Other Python literature
Here we give some hints to literature on Python which can serve as complementary sources or as texts for parallel reading. Most introductory books on Python are devoted to teach this language as a general purpose tool. One excellent example which we want to mention here explicitly is [19]. It explains the language by simple examples, e.g. object oriented programming is explained by organizing a pizza bakery.
There are very few books dedicated to Python directed towards scientific computing and engineering. Among these few books we would like to mention the two books by Langtangen which combine scientific computing with the modern "pythonic" view on programming, [16,17].
This "pythonic" view is also the guiding line of our way of teaching programming of numerical algorithms. We try to show how many well-established concepts and constructions in computer science can be applied to problems within scientific computing. The pizza-bakery example is replaced by Lagrange polynomials, generators become time stepping methods for ODEs, and so on.

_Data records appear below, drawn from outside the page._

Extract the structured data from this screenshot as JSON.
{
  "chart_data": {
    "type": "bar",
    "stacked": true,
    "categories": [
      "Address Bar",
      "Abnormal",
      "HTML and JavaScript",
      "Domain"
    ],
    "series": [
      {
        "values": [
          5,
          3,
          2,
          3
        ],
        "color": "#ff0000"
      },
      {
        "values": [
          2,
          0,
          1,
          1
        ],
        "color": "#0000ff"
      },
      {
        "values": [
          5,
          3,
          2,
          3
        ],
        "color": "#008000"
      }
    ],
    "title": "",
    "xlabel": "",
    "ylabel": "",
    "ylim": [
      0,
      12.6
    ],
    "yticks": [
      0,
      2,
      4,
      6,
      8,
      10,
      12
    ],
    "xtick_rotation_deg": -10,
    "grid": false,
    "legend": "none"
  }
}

Finally we have to mention the nearly infinite amount of literature on the web. The web was also a big source of knowledge when preparing this book. Literature from the web often covers things that are new, but can also be totally outdated. The web also presents solutions and interpretations which might contradict each other. We strongly recommend to use the web as additional source, but we consider a "traditional" textbook with the web resources "edited" as the better entry point to a rich new world.